The spectroscopic studies have been complemented by several atomic level simulation techniques (mainly molecular dynamics and Metadynamics) with the aim of providing information about the kinetics and energetics of interconversion between NTAILs helical populations. This led to the reproduction of experimental data (chemical shifts, spin relaxation, residual dipolar coupling) and to a good description of potential energy surface (PES), as well as to an atomic level description of NTAIL populations in agreement with the ones determined using other methods, thus validating the existing knowledge and moreover providing information about timescales/helical lifetimes of the interconversion processes.

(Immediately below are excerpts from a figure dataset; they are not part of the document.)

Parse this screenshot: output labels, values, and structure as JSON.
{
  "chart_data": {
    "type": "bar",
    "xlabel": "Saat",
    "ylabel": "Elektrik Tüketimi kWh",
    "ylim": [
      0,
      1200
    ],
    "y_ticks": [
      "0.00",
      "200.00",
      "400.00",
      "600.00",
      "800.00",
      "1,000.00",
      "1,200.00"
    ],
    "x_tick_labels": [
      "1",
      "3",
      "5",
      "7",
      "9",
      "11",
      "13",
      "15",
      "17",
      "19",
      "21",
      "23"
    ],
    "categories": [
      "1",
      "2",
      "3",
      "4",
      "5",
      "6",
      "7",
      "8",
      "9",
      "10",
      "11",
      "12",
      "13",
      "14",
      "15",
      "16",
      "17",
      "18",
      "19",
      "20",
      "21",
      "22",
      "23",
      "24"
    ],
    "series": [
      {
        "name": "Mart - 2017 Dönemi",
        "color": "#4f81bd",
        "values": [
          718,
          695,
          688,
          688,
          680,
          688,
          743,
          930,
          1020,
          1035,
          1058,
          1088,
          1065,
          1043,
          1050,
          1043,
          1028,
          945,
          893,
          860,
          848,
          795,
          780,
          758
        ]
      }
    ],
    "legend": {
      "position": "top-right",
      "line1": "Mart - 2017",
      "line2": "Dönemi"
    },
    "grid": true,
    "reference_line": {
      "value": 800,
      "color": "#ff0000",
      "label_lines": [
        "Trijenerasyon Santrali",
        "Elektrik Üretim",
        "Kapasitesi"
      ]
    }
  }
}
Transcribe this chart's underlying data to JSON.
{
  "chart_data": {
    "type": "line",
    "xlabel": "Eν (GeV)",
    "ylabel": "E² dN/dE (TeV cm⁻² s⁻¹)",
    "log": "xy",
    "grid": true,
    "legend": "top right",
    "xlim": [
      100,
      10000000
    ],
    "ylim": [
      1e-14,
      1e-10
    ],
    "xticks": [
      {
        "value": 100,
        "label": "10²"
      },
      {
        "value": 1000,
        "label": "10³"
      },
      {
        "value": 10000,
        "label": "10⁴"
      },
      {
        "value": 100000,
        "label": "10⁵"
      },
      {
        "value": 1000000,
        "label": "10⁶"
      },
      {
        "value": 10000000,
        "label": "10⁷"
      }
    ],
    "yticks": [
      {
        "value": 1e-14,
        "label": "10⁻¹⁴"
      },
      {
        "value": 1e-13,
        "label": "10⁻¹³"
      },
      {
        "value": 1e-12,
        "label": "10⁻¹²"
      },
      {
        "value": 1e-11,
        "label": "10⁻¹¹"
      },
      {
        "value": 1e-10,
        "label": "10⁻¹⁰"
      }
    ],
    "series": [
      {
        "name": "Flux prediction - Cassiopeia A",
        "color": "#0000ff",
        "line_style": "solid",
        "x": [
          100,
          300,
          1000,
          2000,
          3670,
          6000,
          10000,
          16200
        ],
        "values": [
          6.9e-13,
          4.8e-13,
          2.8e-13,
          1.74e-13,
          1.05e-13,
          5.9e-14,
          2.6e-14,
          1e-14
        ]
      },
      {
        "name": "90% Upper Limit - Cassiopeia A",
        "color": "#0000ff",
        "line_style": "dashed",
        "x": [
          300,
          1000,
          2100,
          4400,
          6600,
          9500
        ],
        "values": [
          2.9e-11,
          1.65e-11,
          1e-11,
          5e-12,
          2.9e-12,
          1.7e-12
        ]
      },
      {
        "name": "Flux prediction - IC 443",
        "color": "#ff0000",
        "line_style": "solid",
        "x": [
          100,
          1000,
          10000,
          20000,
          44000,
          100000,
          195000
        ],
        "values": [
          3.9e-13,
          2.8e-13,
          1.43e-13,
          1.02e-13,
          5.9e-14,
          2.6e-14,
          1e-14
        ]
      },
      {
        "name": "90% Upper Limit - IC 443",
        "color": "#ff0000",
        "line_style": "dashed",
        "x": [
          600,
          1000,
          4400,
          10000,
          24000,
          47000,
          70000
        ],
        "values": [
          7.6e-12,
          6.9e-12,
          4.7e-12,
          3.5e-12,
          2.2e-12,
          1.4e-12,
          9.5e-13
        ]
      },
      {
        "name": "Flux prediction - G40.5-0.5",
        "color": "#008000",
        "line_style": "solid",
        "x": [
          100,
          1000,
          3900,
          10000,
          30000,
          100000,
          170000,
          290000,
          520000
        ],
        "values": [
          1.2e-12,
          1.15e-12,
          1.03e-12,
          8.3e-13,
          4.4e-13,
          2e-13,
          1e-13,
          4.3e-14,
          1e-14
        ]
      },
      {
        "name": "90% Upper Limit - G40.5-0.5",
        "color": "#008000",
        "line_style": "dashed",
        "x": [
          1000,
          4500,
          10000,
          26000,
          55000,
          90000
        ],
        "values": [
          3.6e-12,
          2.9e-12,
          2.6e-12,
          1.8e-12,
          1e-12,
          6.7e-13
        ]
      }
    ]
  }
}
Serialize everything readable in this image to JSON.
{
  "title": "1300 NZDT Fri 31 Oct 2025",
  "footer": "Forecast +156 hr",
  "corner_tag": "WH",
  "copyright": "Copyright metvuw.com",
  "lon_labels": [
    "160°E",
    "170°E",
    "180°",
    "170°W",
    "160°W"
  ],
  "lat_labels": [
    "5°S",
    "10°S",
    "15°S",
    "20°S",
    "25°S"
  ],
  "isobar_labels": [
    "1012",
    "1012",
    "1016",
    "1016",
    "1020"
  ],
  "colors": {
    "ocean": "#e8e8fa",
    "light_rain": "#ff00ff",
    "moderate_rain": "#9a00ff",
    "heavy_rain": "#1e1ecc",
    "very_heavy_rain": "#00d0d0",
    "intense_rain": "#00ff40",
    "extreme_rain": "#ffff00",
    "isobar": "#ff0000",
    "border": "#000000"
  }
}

MeV NTAIL spin relaxation and dynamics have been also studied in presence of XD and in the context of the intact MeV nucleocapsid, allowing the finalization of a model that provides a structural framework for understanding the role of NTAIL in the initiation of viral transcription and replication of Paramyxoviridiae. This work has been efficiently coupled to studies of small angle X-rays scattering (SAXS) and electron microscopy in order to provide the widest possible picture of the biologically relevant mechanism of RNA replication.
The aforementioned findings translate into a crucial information both for the explanation of basic biochemical mechanisms that govern Paramyxoviridiae genome transcription machinery and for future drug discovery based projects related to these viruses: the kinetic and energetic characterization of the dynamics of NTAIL is the necessary step before the characterization of the NTAIL-XD complex formation. Hence the present work characterizes the two extremes of the interaction (the free NTAIL, the complex in the contest of the nucleocapsid) that are necessary for the comprehension of the replication mechanism of these viruses. From this work important guidelines emerge for the characterization of the complex formation kinetics and energetics that are already under investigation in the host laboratory.
Moreover, the biophysical characterization methods that have been successfully applied to MeV/SeV NTAILs can be now used for the characterization of other IDPs. Due to the recently discovered relevance of molecular disorders in many high impact diseases (ranging from neurodegenerative disease to cancer) this constitutes a crucial aspect of the project in terms of transfer of knowledge to other projects with respect to the original one, allowing a new set of mixed computational and spectroscopic techniques that allow the atomic level characterization of biomedically relevant interactions involving IDPs. The necessity of testing these methods in a general way allowed their application also to systems different than IDPs (e.g. structured domains with extended flexible regions, proteins in the crystalline form), thus resulting in a high level of dissemination of the work performed in the context of the present project of whom all the Structural Biology community can benefit.